Je eigen parcours bedenken
Met deze set kan je kind zijn eigen behendigheidsparcours bedenken met tal van leuke activiteiten. Je kind kan van hoepel naar hoepel springen, leren om de hoepels rond zijn benen te laten draaien, zijn evenwicht oefenen door over stapstenen te lopen zonder de vloer te raken, de hoepels over een kegel gooien, de hoepels over de grond laten rollen. Tal van mogelijkheden om zijn psychomotorische ontwikkeling en verbeelding te stimuleren.
Certificatie
Ons behendigheidsparcours voldoet aan de geldende regels voor speelgoed voor kinderen die jonger zijn dan drie jaar.

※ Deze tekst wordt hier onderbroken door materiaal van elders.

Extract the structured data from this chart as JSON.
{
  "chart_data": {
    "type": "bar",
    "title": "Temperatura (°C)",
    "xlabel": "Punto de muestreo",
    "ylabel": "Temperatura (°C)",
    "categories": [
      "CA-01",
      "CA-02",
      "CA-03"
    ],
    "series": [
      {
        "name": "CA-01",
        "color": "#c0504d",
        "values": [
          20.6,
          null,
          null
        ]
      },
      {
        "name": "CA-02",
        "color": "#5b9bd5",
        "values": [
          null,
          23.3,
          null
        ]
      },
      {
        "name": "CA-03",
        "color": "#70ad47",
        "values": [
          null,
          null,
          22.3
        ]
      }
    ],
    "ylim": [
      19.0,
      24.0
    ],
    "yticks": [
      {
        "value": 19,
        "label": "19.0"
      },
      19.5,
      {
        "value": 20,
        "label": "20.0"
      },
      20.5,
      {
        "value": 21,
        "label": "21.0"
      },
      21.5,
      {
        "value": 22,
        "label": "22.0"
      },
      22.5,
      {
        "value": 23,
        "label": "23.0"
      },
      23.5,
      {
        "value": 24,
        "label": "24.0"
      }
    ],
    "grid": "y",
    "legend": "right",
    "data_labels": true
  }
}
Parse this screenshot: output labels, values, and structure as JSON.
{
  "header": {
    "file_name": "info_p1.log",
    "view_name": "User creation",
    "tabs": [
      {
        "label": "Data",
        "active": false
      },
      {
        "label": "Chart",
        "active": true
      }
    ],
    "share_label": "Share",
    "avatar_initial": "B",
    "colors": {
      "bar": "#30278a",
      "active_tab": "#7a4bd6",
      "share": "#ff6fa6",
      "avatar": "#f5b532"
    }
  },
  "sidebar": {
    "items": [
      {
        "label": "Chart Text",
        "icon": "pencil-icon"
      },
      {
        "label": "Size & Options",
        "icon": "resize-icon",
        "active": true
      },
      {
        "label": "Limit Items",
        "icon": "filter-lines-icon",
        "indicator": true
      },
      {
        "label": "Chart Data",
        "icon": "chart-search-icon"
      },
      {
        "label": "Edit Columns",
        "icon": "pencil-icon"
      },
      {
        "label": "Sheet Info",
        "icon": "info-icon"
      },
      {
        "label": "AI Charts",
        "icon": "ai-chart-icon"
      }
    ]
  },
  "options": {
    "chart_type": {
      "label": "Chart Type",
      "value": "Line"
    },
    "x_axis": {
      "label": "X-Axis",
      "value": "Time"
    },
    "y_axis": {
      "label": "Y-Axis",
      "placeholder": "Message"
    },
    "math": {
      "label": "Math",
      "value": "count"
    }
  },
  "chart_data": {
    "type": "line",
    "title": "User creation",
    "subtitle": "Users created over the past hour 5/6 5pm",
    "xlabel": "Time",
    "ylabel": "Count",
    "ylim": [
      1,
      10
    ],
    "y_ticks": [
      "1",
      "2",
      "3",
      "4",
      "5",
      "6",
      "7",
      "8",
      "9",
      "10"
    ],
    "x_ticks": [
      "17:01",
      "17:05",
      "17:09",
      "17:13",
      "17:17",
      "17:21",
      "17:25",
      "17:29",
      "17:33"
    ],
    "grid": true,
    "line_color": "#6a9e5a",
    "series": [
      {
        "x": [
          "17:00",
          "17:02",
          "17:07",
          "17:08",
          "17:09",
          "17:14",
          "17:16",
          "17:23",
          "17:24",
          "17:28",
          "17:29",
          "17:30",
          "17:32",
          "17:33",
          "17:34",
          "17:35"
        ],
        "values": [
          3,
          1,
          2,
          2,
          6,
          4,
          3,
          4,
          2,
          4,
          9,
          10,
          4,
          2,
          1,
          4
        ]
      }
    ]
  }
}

De voordelen zijn goedgekeurd door een psychomotorisch therapeut.
Onderhoud en schoonmaak
Berg de set plat op, horizontaal of verticaal. Schoonmaken met water, gebruik geen huishoudproducten. Leg er geen zware voorwerpen op.
Het dynamisch evenwicht leren houden verloopt in fasen
Voor de leeftijd van 4 jaar moet het kind eerst leren om zijn lichaam in een bepaalde richting voort te bewegen. Stilaan verfijnt hij zijn bewegingen en leert hij de ene voet voor de andere te zetten.

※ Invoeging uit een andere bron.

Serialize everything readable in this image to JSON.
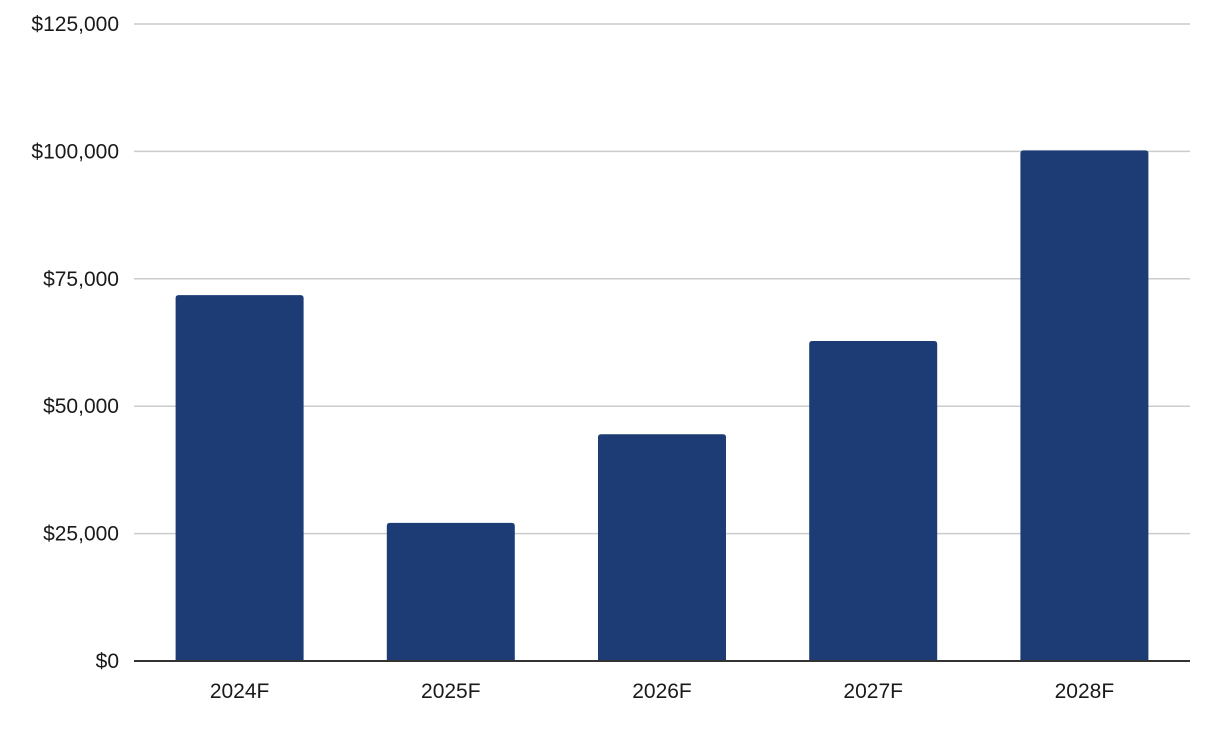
{
  "chart_data": {
    "type": "bar",
    "title": "",
    "xlabel": "",
    "ylabel": "",
    "categories": [
      "2024F",
      "2025F",
      "2026F",
      "2027F",
      "2028F"
    ],
    "values": [
      71800,
      27100,
      44500,
      62800,
      100200
    ],
    "ylim": [
      0,
      125000
    ],
    "yticks": [
      0,
      25000,
      50000,
      75000,
      100000,
      125000
    ],
    "ytick_labels": [
      "$0",
      "$25,000",
      "$50,000",
      "$75,000",
      "$100,000",
      "$125,000"
    ],
    "grid": true,
    "legend": "none",
    "colors": {
      "bar": "#1d3b75",
      "grid": "#cccccc",
      "axis": "#333333"
    }
  }
}
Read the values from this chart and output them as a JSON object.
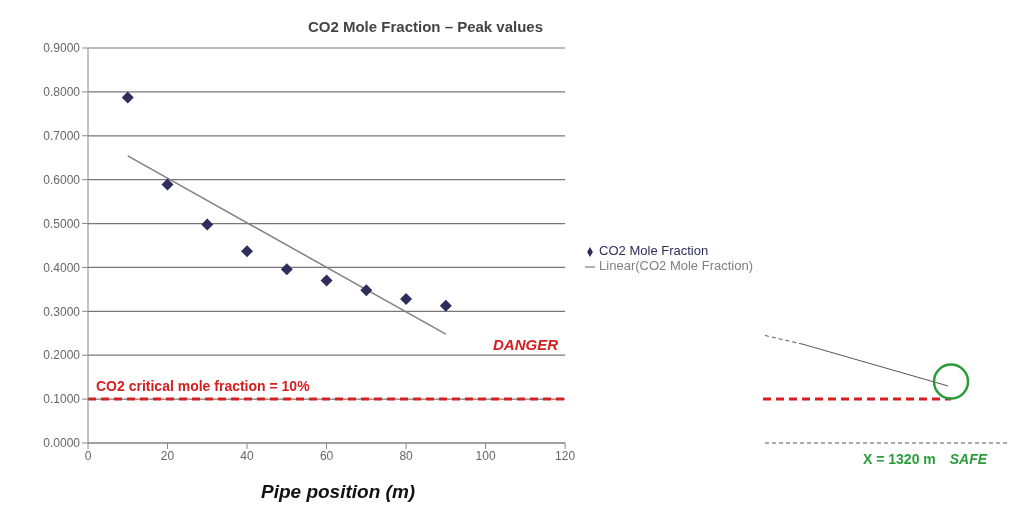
{
  "chart_data": {
    "type": "scatter",
    "title": "CO2 Mole Fraction – Peak values",
    "xlabel": "Pipe position (m)",
    "x": [
      10,
      20,
      30,
      40,
      50,
      60,
      70,
      80,
      90
    ],
    "series": [
      {
        "name": "CO2 Mole Fraction",
        "color": "#2e2e5e",
        "marker": "diamond",
        "values": [
          0.787,
          0.589,
          0.498,
          0.437,
          0.396,
          0.37,
          0.348,
          0.328,
          0.313
        ]
      },
      {
        "name": "Linear(CO2 Mole Fraction)",
        "type": "line",
        "color": "#808080",
        "marker": "none",
        "x": [
          10,
          90
        ],
        "values": [
          0.654,
          0.248
        ]
      }
    ],
    "xlim": [
      0,
      120
    ],
    "xticks": [
      0,
      20,
      40,
      60,
      80,
      100,
      120
    ],
    "ylim": [
      0,
      0.9
    ],
    "yticks": [
      {
        "value": 0,
        "label": "0.0000"
      },
      {
        "value": 0.1,
        "label": "0.1000"
      },
      {
        "value": 0.2,
        "label": "0.2000"
      },
      {
        "value": 0.3,
        "label": "0.3000"
      },
      {
        "value": 0.4,
        "label": "0.4000"
      },
      {
        "value": 0.5,
        "label": "0.5000"
      },
      {
        "value": 0.6,
        "label": "0.6000"
      },
      {
        "value": 0.7,
        "label": "0.7000"
      },
      {
        "value": 0.8,
        "label": "0.8000"
      },
      {
        "value": 0.9,
        "label": "0.9000"
      }
    ],
    "grid": "y",
    "legend": "right",
    "ref_lines": [
      {
        "axis": "y",
        "value": 0.1,
        "label": "CO2 critical mole fraction = 10%",
        "color": "#d42020",
        "line_style": "dashed"
      }
    ],
    "annotations": [
      "DANGER",
      "X = 1320 m",
      "SAFE"
    ]
  }
}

Op 4 jaar kan een kind over een balk lopen die minstens anderhalve keer zo breed is als zijn voetjes, door de ene voet plat neer te zetten voor de andere.

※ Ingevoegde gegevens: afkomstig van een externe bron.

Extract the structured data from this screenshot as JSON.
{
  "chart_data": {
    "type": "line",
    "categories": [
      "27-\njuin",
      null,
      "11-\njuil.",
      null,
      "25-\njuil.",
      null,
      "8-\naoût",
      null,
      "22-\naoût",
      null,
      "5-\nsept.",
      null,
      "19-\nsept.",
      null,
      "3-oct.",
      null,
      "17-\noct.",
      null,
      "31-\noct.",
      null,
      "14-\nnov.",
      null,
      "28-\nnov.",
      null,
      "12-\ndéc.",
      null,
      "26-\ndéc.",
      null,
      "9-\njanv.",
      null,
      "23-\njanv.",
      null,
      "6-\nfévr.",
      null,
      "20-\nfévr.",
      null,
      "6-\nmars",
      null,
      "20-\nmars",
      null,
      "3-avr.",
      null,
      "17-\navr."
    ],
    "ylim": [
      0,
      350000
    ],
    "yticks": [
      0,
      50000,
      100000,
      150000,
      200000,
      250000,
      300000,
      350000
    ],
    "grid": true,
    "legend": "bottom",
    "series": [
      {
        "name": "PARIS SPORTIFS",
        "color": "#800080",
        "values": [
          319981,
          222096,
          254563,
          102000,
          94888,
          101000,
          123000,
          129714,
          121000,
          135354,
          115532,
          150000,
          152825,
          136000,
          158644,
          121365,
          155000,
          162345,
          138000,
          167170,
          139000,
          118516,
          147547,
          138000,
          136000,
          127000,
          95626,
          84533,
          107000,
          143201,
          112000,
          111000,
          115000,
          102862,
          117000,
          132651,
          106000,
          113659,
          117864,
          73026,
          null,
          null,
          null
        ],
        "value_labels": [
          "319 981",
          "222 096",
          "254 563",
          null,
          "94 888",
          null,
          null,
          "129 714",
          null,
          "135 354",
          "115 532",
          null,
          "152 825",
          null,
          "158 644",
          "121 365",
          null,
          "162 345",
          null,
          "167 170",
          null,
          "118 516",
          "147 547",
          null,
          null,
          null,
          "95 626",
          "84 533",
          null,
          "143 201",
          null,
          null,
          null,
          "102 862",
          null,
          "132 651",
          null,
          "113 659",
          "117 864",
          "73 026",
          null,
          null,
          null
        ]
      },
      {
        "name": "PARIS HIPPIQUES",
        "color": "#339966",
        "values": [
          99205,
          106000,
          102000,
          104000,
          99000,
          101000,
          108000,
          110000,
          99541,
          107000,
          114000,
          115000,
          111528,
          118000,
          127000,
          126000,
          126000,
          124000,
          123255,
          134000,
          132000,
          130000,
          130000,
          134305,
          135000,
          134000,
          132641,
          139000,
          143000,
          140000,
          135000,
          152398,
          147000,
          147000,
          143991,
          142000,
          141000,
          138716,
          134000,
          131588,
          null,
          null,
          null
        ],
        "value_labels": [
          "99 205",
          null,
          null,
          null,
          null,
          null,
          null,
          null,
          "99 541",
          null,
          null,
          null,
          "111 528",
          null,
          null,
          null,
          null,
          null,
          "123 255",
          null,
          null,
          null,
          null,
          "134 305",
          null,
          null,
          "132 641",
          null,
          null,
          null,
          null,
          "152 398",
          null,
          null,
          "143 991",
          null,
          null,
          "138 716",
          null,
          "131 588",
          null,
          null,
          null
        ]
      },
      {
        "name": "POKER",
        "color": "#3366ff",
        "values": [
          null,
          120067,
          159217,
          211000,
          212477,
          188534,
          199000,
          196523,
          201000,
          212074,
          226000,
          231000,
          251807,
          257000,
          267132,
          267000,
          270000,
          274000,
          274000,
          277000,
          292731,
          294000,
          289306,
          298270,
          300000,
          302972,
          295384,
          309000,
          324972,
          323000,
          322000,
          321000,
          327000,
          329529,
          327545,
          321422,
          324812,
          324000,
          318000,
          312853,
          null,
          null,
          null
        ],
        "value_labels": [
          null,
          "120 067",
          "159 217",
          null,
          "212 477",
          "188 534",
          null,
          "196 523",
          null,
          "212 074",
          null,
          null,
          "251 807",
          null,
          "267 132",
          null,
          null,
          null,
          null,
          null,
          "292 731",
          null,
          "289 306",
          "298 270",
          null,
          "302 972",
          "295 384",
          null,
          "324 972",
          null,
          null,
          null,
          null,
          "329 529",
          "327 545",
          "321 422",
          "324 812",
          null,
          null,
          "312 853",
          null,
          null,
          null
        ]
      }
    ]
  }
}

Op 6 jaar kan een kind met een hiel-teen beweging over een balk lopen die minstens even breed is als zijn voetjes.
De psychomotorische ontwikkeling:
De psychomotorische ontwikkeling van kinderen wordt beïnvloed door de genetische, motorische en psychische aanleg.
Een product kan een invloed hebben op de psychomotorische ontwikkeling van het kind wanneer het om het motorisch gebied gaat.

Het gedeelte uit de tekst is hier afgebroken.